Whether you say HUE-ker-uh or WHO-ker-uh, one of the easiest native plants to ease into a mixed suburban garden is Heuchera, also known as alum root or coral bells. The evergreen perennial clump, a foot or two high, has grapelike leaves topped by slender, frothily flowering stems in the spring. A few varieties have flowers that last into summer or fall.
Like most natives, they need good drainage to avoid root rots. So if your soil is clay, plant them in mounds. Most varieties grow best in light shade or dappled shade, or at least with afternoon shade, so they're ideal around the driplines of trees. They can even be grown under redwoods, where with good drainage they're tolerant of occasional to regular water.
Smaller heucheras look lovely bordering paths in part shade, where the clumps form a neat informal edge and the flowering stems add seasonal drama.
If you want a few container plants as accents in shadier corners, heucheras adapt well to container culture, where they will need to be watered a couple times a week. Place them near a window so you can watch hummingbirds visiting the flowers.
Planted in garden beds with other perennials, heucheras stand out when their white, pink, or red flowers are in bloom, especially when planted in massed groups.
The 2-foot-wide clumps of island alum root, Heuchera maxima, are decorative in themselves, with scalloped-edge 4-inch roundish leaves, green with lighter marbling, rising from the base. But in spring, profuse clouds of creamy flowers appear on spikes a foot or two above the foliage, suggesting snow drifts. The largest member of the clan, island alum root tolerates clay soil better than other heucheras and can flower in denser shade than other varieties. As a groundcover under native oaks, it thrives in high dappled shade and is drought tolerant.
Hairy alum root, Heuchera pilosissima, is reputed to be deer-resistant because its leaves are covered with less-palatable white hairs. Its white flowers age to pink.

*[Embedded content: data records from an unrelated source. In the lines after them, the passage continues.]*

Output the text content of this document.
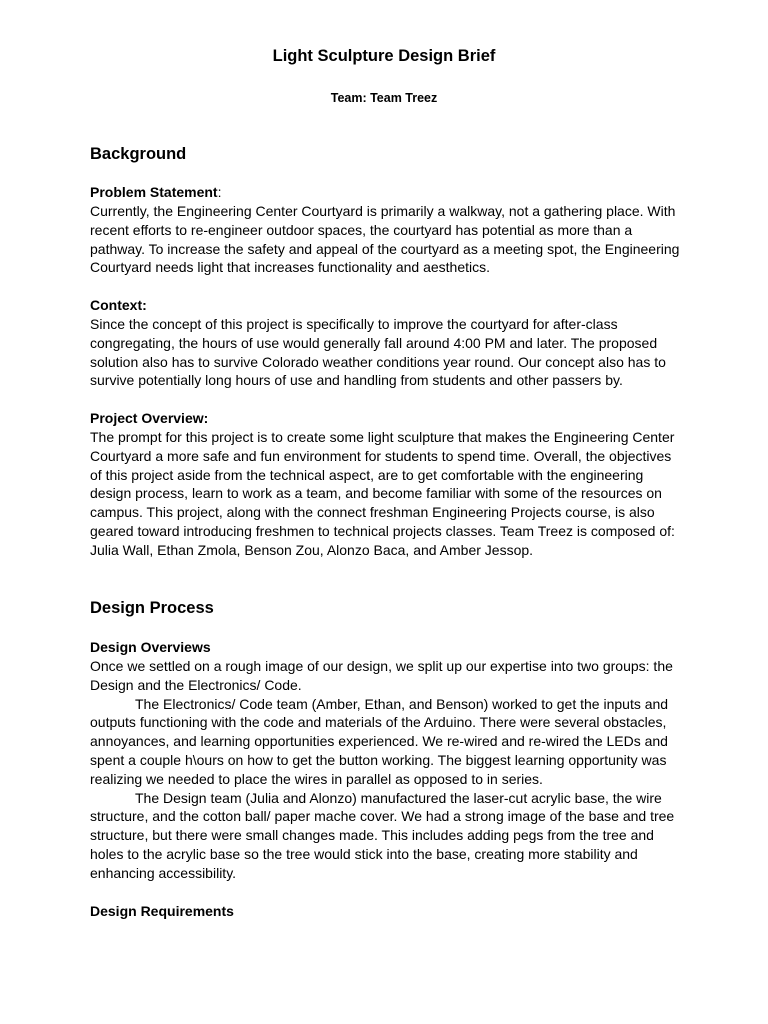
Light Sculpture Design Brief
Team: Team Treez
Background
Problem Statement:

Currently, the Engineering Center Courtyard is primarily a walkway, not a gathering place. With
recent efforts to re-engineer outdoor spaces, the courtyard has potential as more than a
pathway. To increase the safety and appeal of the courtyard as a meeting spot, the Engineering
Courtyard needs light that increases functionality and aesthetics.

Context:

Since the concept of this project is specifically to improve the courtyard for after-class
congregating, the hours of use would generally fall around 4:00 PM and later. The proposed
solution also has to survive Colorado weather conditions year round. Our concept also has to
survive potentially long hours of use and handling from students and other passers by.

Project Overview:

The prompt for this project is to create some light sculpture that makes the Engineering Center
Courtyard a more safe and fun environment for students to spend time. Overall, the objectives
of this project aside from the technical aspect, are to get comfortable with the engineering
design process, learn to work as a team, and become familiar with some of the resources on
campus. This project, along with the connect freshman Engineering Projects course, is also
geared toward introducing freshmen to technical projects classes. Team Treez is composed of:
Julia Wall, Ethan Zmola, Benson Zou, Alonzo Baca, and Amber Jessop.

Design Process
Design Overviews

Once we settled on a rough image of our design, we split up our expertise into two groups: the
Design and the Electronics/ Code.
The Electronics/ Code team (Amber, Ethan, and Benson) worked to get the inputs and
outputs functioning with the code and materials of the Arduino. There were several obstacles,
annoyances, and learning opportunities experienced. We re-wired and re-wired the LEDs and
spent a couple h\ours on how to get the button working. The biggest learning opportunity was
realizing we needed to place the wires in parallel as opposed to in series.
The Design team (Julia and Alonzo) manufactured the laser-cut acrylic base, the wire
structure, and the cotton ball/ paper mache cover. We had a strong image of the base and tree
structure, but there were small changes made. This includes adding pegs from the tree and
holes to the acrylic base so the tree would stick into the base, creating more stability and
enhancing accessibility.

Design Requirements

The most colorful heucheras are named cultivars, many of them half-native hybrids with Arizona's native coral bells. In general, they're half the size of island alum root, have a longer bloom season, and need occasional to regular garden water, and a few can tolerate a little more sun. Flower colors of some of the more popular varieties are pink 'Wendy', red 'Santa Ana Cardinal', magenta 'Canyon Belle', apricot-pink 'Chiqui', and pink 'Martha Roderick'. Leaf colors and patterns vary as well: 'Painted Lady' has silver marbling and a purple reverse, 'Genevieve' has gray marbling.
With age, the crowns grow up and out of the soil, and the thick leaf stems elongate, so heucheras will need to be divided every three years or so in the spring or fall. When you notice your plants are getting smaller and less vigorous with fewer flowers, all you do is dig up the whole plant, cut apart the stems branching off the main woody stem, and plant them separately with at least 2-3 leaf nodes underground. If the stem pieces do not already have roots, plant them in containers with a soilless mix and keep moist until they root.